If you contribute code, you must grant copyright of that code to Kenton Varda
(me). There are many reasons for this:
- If, at some future date, it becomes necessary to change the licensing terms
on the code, it will be nearly impossible to do so if many people hold
copyrights on various bits of the code.
The code will *always* be open source. If I change the license on the code,
it will be to some other OSI-approved open source license.
- Most governments (especially that of the United States) have little respect
for unregistered copyrights. However, registering a copyright to multiple
holders around the world would be very difficult. At some point, I will
need to register GUF's copyright, and the only way I can do that is if I own
- If a third party violates the license on the code, it will be very hard for
me to bring a legal suit against them if I am not the copyright holder of
the code in question. I am (somewhat) prepared to bring suit against those
who violate the license (having three uncles who are lawyers, at least one of
which deals in intellectual property, helps). Wouldn't you like me to do
that work for you? :)
- Note that I will NOT take credit for writing your code. You get to keep
that. :) I just need legal ownership. Authors of code will be clearly
indicated at the top of every source file and in various documentation.
- The Free Software Foundation asks the same of their contributors.
- All general coding documents (including this one).
- Documentation on all core GUF classes, especially smart pointers.
- At least some GUF code (to get the feel of it).
Highly recommended reading. I owe all of my C++ programming skill to these
books (and a lot of practice):
- Effective C++ and More Effective C++ by Scott Meyers
- Large Scale C++ Software Design by John Lakos
- Design Patterns by Gamma et al.
Writing a New Module
When writing a new module, you will want to start out by copying the header
and cpp templates found in the templates directory of the source tree. These
will start you off quickly with a framework consistent with the rest of the
library. The next few steps depend on the type of class you are writing.
Pass-by-value classes generally represent new data types, and have little
functionality other than storing and performing basic operations on that data.
If you are writing a pass-by-value class, you'll want to remove some stuff
provided by the templates. The templates are designed for pass-by-smart-pointer
classes, since those are the most used. Some things you will want to remove
- The inheritance of the class from GObject. Pass-by-value classes should not
- The smart pointer type declaration in the header.
- The insulated implementation class in the source file (pass-by-value
classes can't be insulated).
You will then want to start writing your class. Keep the following in mind
when you do:
- Keep the amount of member data to a minimum. Pass-by-value classes are
supposed to be custom data types. Keep your class under 16 bytes in size.
- Avoid allocating memory. Most data type classes shouldn't even deal with
- Try to keep functions short, and inline them when appropriate.
- Copy constructors, assignment operators, and destructors should be as fast
as possible. Remember, pass-by-value types are passed by value. Thus, copy
constructors, destructors, and assignments will be used heavily. If you find
you have to allocate or free memory in these functions, consider using reference
counting to minimize the performance hit. (See GString for an example of a
pass-by-value class that uses reference counting.)
- Use overloaded operators where they make sense.

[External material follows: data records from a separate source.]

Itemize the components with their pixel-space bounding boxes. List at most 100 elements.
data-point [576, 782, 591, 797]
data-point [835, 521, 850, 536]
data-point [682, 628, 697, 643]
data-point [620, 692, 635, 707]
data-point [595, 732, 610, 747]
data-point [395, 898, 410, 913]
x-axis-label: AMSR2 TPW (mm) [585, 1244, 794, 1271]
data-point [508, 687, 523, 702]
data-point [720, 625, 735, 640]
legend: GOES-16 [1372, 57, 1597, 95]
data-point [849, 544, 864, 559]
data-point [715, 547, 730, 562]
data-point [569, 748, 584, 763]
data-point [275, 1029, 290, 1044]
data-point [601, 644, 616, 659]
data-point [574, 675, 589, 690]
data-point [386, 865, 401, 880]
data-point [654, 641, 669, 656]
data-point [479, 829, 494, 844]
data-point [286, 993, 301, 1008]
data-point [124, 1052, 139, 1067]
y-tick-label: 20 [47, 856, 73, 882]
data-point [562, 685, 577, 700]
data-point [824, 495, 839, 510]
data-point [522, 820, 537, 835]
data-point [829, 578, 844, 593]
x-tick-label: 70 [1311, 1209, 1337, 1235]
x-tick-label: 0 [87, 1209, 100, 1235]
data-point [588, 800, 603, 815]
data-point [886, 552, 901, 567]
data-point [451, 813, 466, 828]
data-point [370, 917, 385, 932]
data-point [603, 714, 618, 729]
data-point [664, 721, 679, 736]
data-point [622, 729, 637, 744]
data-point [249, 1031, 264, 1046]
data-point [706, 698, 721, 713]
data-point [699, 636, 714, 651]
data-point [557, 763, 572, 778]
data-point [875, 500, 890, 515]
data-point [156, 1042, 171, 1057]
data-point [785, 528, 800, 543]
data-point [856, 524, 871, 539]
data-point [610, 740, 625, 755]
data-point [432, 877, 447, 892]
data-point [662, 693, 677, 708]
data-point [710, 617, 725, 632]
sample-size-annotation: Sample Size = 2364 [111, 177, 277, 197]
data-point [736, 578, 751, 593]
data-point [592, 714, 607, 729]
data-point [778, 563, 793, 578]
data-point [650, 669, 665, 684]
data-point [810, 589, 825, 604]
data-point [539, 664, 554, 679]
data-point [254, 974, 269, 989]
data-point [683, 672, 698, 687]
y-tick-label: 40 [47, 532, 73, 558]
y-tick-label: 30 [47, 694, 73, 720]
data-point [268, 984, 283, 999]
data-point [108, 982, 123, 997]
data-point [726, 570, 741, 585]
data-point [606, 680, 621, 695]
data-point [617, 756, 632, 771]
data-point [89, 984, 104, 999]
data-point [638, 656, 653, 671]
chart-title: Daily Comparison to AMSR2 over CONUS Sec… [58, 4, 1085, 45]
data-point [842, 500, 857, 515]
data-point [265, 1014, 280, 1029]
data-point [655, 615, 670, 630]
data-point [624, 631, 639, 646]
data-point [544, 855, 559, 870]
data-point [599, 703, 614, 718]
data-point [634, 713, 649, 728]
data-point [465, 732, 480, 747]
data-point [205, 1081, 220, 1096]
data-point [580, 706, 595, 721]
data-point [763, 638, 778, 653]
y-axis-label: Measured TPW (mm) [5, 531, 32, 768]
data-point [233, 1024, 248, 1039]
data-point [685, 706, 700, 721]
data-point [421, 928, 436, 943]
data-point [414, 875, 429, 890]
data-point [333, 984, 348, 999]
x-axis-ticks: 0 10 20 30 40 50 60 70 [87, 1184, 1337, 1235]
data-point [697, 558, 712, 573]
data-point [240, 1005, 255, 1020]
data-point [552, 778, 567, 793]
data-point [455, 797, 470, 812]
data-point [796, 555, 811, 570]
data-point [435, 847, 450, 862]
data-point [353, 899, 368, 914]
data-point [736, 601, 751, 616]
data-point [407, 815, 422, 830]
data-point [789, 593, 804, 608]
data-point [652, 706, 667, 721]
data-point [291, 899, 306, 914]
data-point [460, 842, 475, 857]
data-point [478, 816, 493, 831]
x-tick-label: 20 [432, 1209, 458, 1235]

- If your data type has a logical "null" value, consider integrating it with
GUF's "null" keyword. "null" is actually an object of type "GNullType". All
you have to do to make your class compatible is write a constructor which takes
an operator of type "GNullType" and constructs a null object (this function
should be as fast as a copy constructor, or faster). Be careful when assigning
a "null" value for you type, however. A null variable should have no other
purpose than being null. For example, a null pointer is a pointer to zero. A
pointer to zero is never valid. On the other hand, a 3D vector class can have
the value (0, 0, 0). Should this value be considered null? No! (0, 0, 0) is a
valid vector and could mean something other than null. 3D vectors have no
- Generally, pass-by-value classes should not throw exceptions.
Pass-by-smart-pointer classes are larger classes that represent large data
sets or some sort of functional object. Most classes in GUF are of this type.
There are some things to keep in mind here, too:
- First and foremost, think about the interface for your module. Is there
an existing abstract interface which your module could logically implement? If
so, implement it! If you create a new interface or add to an existing one,
think about your custom functions. Might another module want to implement the
same interface? If so, you may want to separate your interface into a separate
module, so other classes can implement the same interface.
- Keep the interface of your class separate from the implementation. The
templates are set up to help you with this. Your header file should declare an
abstract interface only! This means all virtual functions and no member
variables. In addition, this interface may have a static member
function named "New". This function should return a smart pointer to an
implementation of your class. That implementation should be fully defined in
the implementation file of your module (the cpp file).
When your code is complete, send it to
email@example.com. It will then
be reviewed by myself and possibly one or two others. In all likelyhood, I'll
reply with a list of things that need to be fixed, possibly accompanied by a
modified version of your code. Do not be discouraged by this -- I throw out my
own code all the time! :)
Once the code is reasonably clean and functional, it will be added to GUF's
CVS repository, marking its official addition to the project.